Editor’s note: This is part of a series of profiles for fall 2018 commencement. Read about more graduates

Tyrine Pangan’s family moved to the United States from the Philippines, their native country in Southeast Asia, when she was a child. She recalls hearing stories as she grew up about how education brought people out of poverty.

“My parents made a lot of sacrifices to earn their college degrees and that enabled my family to have a better life,” Pangan said.

Now, Pangan is graduating this fall from Arizona State University's Ira A. Fulton Schools of Engineering

The educational opportunities Pangan was provided have motivated her “to use my privilege to help others and to give back to the community,” she said.

IMPACT Awards recognize graduating students in the Fulton Schools who have contributed to the betterment of fellow students and to communities beyond the university.

Pangan’s efforts fulfilled those criteria in exceptional fashion.

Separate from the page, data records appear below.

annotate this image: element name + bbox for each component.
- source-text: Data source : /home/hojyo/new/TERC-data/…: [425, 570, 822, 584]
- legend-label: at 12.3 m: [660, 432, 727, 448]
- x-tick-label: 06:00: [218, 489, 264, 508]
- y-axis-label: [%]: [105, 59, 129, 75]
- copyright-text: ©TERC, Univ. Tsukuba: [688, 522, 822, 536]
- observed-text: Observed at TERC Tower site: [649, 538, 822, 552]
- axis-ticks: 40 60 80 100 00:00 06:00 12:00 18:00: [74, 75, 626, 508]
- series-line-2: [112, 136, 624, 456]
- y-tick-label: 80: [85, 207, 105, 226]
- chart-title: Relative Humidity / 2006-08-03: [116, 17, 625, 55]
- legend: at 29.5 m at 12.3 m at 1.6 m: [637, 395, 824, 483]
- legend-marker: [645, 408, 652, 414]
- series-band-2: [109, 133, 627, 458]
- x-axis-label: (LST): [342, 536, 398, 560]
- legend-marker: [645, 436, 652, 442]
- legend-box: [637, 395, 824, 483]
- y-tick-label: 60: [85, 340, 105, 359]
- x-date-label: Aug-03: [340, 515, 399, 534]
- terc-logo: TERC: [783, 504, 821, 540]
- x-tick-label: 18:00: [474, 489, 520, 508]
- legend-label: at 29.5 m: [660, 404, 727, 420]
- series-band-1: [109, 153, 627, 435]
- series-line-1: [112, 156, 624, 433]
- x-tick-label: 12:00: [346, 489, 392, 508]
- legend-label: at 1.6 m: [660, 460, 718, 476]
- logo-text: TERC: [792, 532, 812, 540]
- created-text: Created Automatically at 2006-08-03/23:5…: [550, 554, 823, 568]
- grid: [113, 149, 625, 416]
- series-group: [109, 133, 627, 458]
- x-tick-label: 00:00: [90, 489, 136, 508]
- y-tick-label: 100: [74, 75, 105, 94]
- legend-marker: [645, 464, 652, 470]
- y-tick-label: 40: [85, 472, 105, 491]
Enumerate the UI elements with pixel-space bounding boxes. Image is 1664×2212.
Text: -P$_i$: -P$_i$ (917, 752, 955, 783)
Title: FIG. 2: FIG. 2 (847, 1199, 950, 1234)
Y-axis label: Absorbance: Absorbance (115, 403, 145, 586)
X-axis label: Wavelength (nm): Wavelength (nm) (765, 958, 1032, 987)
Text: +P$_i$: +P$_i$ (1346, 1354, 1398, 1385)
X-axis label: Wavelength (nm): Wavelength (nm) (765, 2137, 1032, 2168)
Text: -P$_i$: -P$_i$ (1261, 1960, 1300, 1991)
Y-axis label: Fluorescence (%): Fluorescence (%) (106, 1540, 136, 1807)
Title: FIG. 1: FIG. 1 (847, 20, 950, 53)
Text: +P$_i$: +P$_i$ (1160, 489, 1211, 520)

Through the Fulton Schools’ GlobalResolve organization, she joined projects to help people in developing countries gain access to basic resources such as energy and clean water — work that took her to the African country of Kenya twice.

With another Fulton Schools group, SolarSPELL, Pangan traveled to the Pacific islands of Tonga and Vanuatu to help train U.S. Peace Corps volunteers to use a solar-powered learning library tool in their classrooms. 

Study-abroad programs broadened her international educational endeavors with trips to Paris, Berlin and Brussels.

As an undergraduate research assistant to Fulton Schools Associate Professor Shawn Jordan, Pangan helped to develop engineering curriculum for young students in Navajo Nation schools.

She worked at summer STEAM Machine camps where Navajo youngsters built rudimentary chain-reaction machines as a way to learn basic science, technology, engineering, art and math skills.

Though it all, Pangan says she learned that bringing technologies into underserved communities is not a surefire solution for societal challenges.

“You need to work directly with the communities and invest time in learning what their needs really are,” she said.

On ASU’s Polytechnic campus, Pangan was a Fulton Ambassador and a Barrett Honors Devil. Both groups gave campus tours and shared their university experiences with prospective ASU students and their parents.

She also was a Fulton Summer Academy camp counselor — helping to teach basic computer science concepts and robotics to students in the fourth, fifth and and sixth grades  — and a field trip guide for students in a National Transportation Institute summer camp.

All the community outreach, teaching, mentoring and research has changed Pagan’s initial plans to seek a software engineering or computer engineering job in industry after graduation.

That array of experiences “inspired a passion” for a different career direction, she says. Next year, Pangan will begin studies for a doctoral degree in engineering education.